Vergroot afbeelding Schematische afbeelding van bits die aan en uit staan in data
Schematische afbeelding van bits die aan en uit staan in data

Dataset

Kombrink ontwikkelde en trainde in haar onderzoek een tool die de patronen van beide typen handtekeningen kan herkennen in data. Hiervoor moest ze een dataset ontwikkelen met daarin afbeeldingen mét en zonder steganografie. Kombrink maakte gebruik van bestaande populaire tools om berichten te verstoppen. “De detectietool zoekt in data naar beide typen patronen, die anders zijn voor stego-plaatjes dan voor niet-stego-plaatjes. Uiteindelijk hebben we van bijna driekwart van de tools een handtekening die zij achterlaten kunnen vinden.” Kombrink is tevreden: “We hebben nu een tool die in grote hoeveelheden data kan zoeken naar afbeeldingen met verborgen informatie, waarbij ook meteen een aanwijzing wordt gegeven welke tool is gebruikt om de boodschap te verstoppen.”

Open source

De tool wordt open source beschikbaar gesteld, zodat ook andere opsporingsdiensten ermee kunnen werken. Ook wordt hij geïnstalleerd op bijvoorbeeld het platform Hansken, zodat de politie de methode eenvoudig in de praktijk kan toepassen. Op deze manier kunnen ze datasets doorzoeken op aanwezigheid van stego en kunnen ze herkennen met welke tool die stego vermoedelijk is gemaakt. Is Kombrink nu klaar met haar promotieonderzoek? “Nee, nog niet. De detectie is nog niet klaar. Er zijn ook nog enkele tools die niet een van deze twee handtekeningen achterlaten in hun afbeeldingen. Ik onderzoek of we aanwijzingen kunnen vinden die bruikbaar zijn voor deze gevallen — denk bijvoorbeeld aan afwijkende metadata. Ik ben pas tevreden als we straks alle stego kunnen herkennen en eruit halen.”

Halen en brengen

Het promotieproject van Kombrink is onderdeel van AI4forensics-lab van het Innovation Center for Artificial Intelligence (ICAI) van de UvA en het NFI. Haar onderzoek staat onder supervisie van prof.
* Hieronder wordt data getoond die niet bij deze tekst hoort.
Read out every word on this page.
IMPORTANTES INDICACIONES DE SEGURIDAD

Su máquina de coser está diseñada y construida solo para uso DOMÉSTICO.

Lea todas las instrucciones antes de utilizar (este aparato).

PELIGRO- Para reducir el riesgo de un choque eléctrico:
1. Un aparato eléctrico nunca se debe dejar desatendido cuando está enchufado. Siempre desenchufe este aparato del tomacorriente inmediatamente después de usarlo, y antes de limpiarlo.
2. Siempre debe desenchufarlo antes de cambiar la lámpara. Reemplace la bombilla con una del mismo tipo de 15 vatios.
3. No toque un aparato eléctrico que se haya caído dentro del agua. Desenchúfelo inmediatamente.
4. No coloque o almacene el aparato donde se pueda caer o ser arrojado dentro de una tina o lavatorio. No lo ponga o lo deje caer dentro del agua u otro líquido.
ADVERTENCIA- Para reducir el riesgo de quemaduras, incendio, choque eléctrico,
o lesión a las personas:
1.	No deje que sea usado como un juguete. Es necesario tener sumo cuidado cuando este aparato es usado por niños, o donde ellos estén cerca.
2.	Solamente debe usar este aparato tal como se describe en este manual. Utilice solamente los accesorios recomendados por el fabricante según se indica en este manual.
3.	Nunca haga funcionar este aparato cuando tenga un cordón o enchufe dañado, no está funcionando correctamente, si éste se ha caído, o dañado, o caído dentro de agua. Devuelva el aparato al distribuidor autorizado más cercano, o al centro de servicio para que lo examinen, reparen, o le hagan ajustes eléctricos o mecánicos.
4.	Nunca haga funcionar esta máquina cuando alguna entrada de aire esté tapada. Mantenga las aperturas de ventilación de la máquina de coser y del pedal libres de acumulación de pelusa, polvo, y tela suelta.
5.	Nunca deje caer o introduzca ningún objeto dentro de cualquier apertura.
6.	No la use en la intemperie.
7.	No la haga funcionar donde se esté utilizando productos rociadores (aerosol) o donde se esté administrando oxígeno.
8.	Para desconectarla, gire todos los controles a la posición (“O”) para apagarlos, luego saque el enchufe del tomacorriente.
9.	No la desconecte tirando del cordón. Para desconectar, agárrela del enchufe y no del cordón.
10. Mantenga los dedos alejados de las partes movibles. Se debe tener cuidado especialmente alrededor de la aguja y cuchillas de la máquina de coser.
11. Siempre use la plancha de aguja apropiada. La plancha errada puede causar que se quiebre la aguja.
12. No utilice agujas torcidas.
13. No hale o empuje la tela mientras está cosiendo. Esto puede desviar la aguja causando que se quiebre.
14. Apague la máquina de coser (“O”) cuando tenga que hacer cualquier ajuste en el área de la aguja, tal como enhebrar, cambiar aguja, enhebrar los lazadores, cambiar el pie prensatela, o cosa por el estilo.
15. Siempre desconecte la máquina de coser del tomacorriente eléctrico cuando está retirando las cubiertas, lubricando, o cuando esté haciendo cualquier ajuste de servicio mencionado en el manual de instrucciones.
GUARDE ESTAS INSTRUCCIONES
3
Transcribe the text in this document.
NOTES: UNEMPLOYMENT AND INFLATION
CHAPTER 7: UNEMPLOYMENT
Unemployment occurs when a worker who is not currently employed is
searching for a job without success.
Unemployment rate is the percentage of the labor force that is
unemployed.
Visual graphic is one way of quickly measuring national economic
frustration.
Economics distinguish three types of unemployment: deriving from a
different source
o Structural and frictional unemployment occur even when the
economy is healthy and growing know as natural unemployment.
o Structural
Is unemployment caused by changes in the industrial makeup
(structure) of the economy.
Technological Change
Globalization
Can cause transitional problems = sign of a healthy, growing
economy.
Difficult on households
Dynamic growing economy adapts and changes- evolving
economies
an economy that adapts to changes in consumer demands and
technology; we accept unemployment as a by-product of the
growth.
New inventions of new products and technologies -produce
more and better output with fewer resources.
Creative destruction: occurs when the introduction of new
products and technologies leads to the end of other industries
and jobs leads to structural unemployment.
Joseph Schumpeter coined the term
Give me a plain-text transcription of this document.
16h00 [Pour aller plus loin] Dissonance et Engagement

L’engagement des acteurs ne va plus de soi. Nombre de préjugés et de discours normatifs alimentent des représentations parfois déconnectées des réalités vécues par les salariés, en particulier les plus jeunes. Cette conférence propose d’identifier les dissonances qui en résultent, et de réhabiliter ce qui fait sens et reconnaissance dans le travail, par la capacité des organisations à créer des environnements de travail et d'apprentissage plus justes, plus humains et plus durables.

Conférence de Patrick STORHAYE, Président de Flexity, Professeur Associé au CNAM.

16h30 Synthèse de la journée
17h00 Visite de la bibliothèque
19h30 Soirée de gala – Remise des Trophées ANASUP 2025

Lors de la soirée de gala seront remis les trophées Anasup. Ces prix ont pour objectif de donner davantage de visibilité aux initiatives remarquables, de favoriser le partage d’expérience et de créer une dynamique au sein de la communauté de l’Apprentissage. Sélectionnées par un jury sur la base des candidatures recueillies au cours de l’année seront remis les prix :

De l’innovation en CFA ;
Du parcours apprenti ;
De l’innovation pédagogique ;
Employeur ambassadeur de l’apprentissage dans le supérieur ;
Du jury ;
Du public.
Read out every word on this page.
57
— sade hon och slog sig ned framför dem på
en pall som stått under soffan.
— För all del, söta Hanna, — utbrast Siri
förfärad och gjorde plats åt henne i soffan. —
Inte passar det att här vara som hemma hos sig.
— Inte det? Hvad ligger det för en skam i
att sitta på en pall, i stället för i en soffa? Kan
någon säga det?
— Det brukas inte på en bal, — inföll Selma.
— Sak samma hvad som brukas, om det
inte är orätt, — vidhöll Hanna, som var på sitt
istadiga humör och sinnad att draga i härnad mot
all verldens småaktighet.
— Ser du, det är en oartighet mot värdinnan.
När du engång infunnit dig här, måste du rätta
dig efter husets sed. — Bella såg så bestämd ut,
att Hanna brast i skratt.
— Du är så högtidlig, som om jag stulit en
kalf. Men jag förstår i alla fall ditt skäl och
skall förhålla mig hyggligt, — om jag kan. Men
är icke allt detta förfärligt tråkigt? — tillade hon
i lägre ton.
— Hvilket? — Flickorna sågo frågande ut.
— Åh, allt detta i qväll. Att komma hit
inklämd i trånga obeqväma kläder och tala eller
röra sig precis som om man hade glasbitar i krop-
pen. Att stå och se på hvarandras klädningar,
Marcel Worring en prof. Zeno Geradts. Behalve een presentatie geven over de nieuwe tool, heeft Kombrink op de EAFS ook kennis opgehaald. “Naast mijn promotieonderzoek ben ik nu bij het NFI in opleiding tot deskundige Beeldonderzoek en Biometrie. Ik ben op de EAFS naar workshops geweest over beeld en biometrie om inspiratie op te doen. Daarnaast wilde ik werken aan mijn netwerk. Het is om meerdere redenen een waardevol congres voor mij.”